Why this project exists

A single prompt is not enough for real operations. Real work involves repos, background processes, credentials that must stay private, build logs, remote machines, browser sessions, deployment checks, and recurring workflows. Hermes on Rocket is the attempt to make that environment coherent.

The “Rocket” side matters because some work is better handled on a stable remote machine: long-running services, social research loops, local model experiments, project mirrors, scheduled jobs, and workflows that should not depend on a laptop being open. The Hermes side matters because the agent needs procedures, skills, and verification habits instead of improvising every time.

Recent work

The remote build machine became a more complete project workbench. Active repositories were mirrored, environment-specific configuration was separated from public code, and core developer CLIs were prepared so projects can be inspected, run, and deployed from one place.

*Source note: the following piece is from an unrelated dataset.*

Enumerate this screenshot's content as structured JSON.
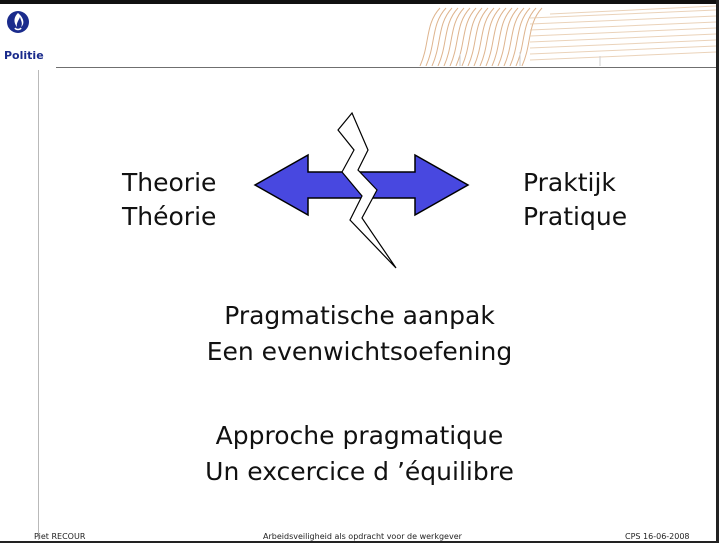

This matters for projects like Thomas, Elson, Social Rocket, and Mono Trade because they all need repeatable operations. Some tasks are code changes. Some are research. Some are content updates. Some are deployment verification. Hermes on Rocket provides the common operating layer.

Product story

The project is partly infrastructure and partly methodology. Skills capture procedures. Checkpoints preserve task state. Tooling turns vague requests into inspected changes. Verification keeps the agent from claiming work is done before it is actually live. That combination is what makes the workbench useful.

The best version feels less like “AI assistant” and more like “remote project operator”: able to inspect, change, validate, document, and repeat work across a portfolio.

Current direction

The next direction is stronger operational memory: better skills, cleaner project conventions, safer remote access, more reliable scheduled jobs, and clearer public summaries of what the private systems enabled.

Public boundary

This page intentionally avoids private paths, credentials, raw checkpoints, private transcripts, and sensitive infrastructure details. It describes the workflow pattern, not the secrets behind it.